Internationally renowned artists such as Gauguin, Picasso, Renoir, Monet and Chagall all drew inspiration from the tempered light, rich colours and distinctive landscapes of Brittany. So too, countless Breton painters whose work drew additional vitality from the region’s unique cultural heritage. This post looks at a few of these Breton artists whose accomplished work deserves serious consideration in any discussion of the art of Brittany.

From the central town of Rostrenen, Olivier Perrin (1761-1832) was perhaps the first artist to produce quality, objective drawings of everyday peasant life in Brittany.
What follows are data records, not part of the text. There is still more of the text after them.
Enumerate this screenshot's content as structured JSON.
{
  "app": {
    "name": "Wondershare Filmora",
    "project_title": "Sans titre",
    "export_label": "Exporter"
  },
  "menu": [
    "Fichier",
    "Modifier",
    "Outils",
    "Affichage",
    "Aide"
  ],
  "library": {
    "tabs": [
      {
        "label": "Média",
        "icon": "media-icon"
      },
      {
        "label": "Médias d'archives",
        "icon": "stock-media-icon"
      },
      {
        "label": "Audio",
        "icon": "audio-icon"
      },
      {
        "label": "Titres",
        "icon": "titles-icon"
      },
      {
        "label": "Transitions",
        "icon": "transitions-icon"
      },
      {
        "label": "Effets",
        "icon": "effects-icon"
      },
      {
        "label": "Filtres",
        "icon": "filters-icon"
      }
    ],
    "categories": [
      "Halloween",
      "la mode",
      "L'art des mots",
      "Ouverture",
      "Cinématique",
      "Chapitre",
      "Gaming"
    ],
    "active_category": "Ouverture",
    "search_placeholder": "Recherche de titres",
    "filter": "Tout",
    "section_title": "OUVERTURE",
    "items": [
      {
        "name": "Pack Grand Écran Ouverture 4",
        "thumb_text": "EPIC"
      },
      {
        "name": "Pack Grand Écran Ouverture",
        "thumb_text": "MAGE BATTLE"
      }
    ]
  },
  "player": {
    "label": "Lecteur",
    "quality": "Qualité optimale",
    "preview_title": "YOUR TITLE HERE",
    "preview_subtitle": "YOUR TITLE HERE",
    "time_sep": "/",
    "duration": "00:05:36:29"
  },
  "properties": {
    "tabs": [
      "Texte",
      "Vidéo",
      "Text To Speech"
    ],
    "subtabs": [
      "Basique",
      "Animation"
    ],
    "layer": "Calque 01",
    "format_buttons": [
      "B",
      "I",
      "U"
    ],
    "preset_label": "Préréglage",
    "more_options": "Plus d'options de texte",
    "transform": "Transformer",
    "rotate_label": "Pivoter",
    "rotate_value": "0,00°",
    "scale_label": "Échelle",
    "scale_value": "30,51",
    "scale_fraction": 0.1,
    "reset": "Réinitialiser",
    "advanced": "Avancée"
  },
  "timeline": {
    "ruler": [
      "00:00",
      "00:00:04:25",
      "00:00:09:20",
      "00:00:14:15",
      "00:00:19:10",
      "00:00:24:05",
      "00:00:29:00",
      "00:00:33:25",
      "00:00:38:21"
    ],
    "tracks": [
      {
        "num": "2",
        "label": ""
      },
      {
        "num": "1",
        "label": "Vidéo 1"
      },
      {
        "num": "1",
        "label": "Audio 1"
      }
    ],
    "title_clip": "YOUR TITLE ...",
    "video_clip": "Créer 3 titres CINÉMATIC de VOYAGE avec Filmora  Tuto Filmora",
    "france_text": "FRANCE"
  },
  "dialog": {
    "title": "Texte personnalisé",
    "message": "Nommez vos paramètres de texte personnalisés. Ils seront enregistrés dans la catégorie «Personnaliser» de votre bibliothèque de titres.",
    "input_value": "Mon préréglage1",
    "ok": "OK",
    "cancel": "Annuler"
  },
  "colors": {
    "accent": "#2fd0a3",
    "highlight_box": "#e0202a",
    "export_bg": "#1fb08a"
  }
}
A noted painter, much of his work was engraved and published posthumously between 1835-39, providing subjects and motifs that were subsequently explored by other artists.

Olivier Perrin in Brittany - Artists
Olivier Perrin : The Fair at Quimper (1821)

The landscape artist from Nantes, Prosper Barbot (1798-1877), is now perhaps better known for his romantic images of Italy and North Africa but he painted this atmospheric masterpiece on home soil before heading to sunnier climes.  

Prosper Barbot in Brittany - Artists
Prosper Barbot : The Breton Calvary (1829)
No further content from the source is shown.